A dificuldade nesses três países é que, no passado – por diferentes motivos e com diferentes contextos –, embora houvesse menos opções de meios de notícias, muitas vezes eles excluíam uma grande parte da população. As notícias fornecidas nas décadas de 1970, 80 e até 90 eram muito menos inclusivas. Os meios de notícias daquela época deixavam muito a desejar em termos de credibilidade. O público desses três países, especialmente o público mais velho, tem essa relação de amor e ódio com as notícias atualmente.

Portanto, quando há o surgimento de líderes populistas que atacam a credibilidade das notícias e dos jornalistas, isso realmente prejudica toda a credibilidade das organizações de notícias ao afirmar que a mídia é o inimigo número um, como muitos fazem. Assim, quando o objetivo é a busca de informações, as pessoas tendem a dar mais credibilidade às informações que estão recebendo e, portanto, isso leva a um maior uso das notícias. Mas, ao mesmo tempo, temos esse ambiente social em que há muitos atores que promovem essa narrativa de desconfiança e, portanto, há um grande declínio na confiança nas notícias.

LJR: Quais são alguns exemplos de meios de notícias nativos digitais na América Latina que estão fazendo um bom trabalho construindo pontes e consenso entre sociedades polarizadas?

VHJ: Há muitos. O Nexo, no Brasil, faz um trabalho muito bom. A Ecofeminita, na Argentina, é uma organização criada por mulheres que está realmente tendo sucesso ao trazer uma perspectiva mais ampla.

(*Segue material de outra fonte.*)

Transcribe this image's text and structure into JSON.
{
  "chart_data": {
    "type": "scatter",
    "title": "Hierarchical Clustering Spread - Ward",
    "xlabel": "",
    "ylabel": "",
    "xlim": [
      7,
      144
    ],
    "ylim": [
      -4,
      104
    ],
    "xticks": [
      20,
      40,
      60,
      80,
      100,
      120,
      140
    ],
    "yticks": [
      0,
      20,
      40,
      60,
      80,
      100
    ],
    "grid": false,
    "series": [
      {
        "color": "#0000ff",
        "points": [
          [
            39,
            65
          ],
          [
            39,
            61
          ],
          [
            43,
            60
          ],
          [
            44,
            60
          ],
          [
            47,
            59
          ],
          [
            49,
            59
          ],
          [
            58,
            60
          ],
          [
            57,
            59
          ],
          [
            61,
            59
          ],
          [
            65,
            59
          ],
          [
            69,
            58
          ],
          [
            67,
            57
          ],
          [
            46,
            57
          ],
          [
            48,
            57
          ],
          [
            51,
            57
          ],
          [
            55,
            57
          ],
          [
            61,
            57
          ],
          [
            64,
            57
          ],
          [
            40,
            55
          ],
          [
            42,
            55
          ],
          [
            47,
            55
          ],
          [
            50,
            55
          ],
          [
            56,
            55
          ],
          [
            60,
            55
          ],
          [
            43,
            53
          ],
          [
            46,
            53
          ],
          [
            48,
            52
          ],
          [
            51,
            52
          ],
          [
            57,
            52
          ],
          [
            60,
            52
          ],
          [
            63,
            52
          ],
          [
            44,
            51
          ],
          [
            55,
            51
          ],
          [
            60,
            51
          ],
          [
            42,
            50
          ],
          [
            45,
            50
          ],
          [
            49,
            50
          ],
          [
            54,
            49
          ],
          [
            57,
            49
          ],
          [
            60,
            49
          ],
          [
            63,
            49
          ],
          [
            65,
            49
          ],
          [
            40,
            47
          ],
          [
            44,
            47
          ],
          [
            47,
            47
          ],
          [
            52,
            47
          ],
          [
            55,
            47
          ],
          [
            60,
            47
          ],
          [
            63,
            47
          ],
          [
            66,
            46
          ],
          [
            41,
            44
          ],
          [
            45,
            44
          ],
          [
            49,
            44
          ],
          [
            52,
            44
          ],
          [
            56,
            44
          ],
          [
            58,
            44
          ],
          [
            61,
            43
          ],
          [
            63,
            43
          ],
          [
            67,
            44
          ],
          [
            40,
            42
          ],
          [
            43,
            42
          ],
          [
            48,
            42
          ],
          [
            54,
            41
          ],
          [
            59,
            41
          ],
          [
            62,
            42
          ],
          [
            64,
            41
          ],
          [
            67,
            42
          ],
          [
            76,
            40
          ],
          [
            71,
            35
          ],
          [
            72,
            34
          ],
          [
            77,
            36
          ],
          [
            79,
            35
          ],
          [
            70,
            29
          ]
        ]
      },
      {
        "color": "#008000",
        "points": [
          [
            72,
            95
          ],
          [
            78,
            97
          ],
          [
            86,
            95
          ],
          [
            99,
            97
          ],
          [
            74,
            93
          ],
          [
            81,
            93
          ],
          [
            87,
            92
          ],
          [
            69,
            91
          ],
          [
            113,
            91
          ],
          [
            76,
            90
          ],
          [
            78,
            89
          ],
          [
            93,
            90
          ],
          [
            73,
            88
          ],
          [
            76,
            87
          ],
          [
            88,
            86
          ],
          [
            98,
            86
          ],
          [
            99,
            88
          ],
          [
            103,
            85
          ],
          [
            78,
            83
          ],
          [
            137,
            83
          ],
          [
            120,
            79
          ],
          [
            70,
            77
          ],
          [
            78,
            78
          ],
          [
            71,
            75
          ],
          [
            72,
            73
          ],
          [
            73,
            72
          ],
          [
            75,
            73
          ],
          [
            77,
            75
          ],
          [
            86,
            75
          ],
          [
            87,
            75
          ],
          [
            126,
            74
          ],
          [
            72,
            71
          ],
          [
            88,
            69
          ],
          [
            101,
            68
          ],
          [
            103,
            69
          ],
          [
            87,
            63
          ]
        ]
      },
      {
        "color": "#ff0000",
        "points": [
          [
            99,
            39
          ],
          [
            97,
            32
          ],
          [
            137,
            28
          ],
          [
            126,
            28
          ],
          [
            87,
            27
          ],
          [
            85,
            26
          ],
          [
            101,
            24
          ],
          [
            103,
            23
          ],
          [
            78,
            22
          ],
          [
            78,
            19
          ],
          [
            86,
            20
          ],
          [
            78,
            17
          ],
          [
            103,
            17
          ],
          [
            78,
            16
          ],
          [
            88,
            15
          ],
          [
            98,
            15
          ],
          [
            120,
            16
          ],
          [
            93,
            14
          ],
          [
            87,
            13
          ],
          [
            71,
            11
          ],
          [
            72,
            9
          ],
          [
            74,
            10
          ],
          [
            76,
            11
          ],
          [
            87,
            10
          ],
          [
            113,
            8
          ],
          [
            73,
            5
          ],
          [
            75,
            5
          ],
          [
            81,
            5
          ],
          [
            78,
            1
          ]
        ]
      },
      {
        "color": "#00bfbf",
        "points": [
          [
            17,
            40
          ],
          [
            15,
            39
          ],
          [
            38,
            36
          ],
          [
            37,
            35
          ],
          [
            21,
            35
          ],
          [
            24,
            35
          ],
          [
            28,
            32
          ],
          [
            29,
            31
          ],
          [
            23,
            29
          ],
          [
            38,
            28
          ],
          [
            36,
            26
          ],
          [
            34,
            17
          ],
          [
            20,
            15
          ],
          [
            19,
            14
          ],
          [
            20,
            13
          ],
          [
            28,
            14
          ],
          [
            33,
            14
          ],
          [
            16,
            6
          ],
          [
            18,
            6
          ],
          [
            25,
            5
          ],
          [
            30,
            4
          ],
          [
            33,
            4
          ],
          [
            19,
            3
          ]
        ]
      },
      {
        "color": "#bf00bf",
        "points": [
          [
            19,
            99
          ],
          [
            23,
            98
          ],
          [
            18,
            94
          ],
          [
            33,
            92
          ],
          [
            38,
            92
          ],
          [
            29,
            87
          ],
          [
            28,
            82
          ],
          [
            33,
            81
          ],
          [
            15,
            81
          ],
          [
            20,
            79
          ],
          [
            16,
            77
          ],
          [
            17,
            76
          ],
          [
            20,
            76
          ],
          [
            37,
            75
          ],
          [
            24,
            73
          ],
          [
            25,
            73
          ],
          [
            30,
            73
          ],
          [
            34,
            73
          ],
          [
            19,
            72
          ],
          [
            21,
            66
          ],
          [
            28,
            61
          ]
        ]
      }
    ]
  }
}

La Pulla, [um programa satírico de opinião no YouTube] na Colômbia, está superando as diferenças de idade com sua cobertura, e eles são atenciosos com isso. Eles querem incluir o público jovem e são bem-sucedidos nisso. Seu foco está em trazer suas histórias com humor de uma forma que atraia tanto o público mais velho quanto o mais jovem. La Cola de Rata também se sai bem com a divisão de idades, tanto com humor quanto com narrativas diferentes.

Também na Colômbia, La Silla Vacía é outro exemplo de inclusão de vozes femininas em reportagens sobre questões de poder. Fiz um estudo com os comentários de seu público e encontrei evidências empíricas de construção de consenso entre homens e mulheres.

Há muitos exemplos de como eles podem ter um público de nicho no qual se concentram, mas que têm o potencial de ser uma ponte entre diferentes públicos.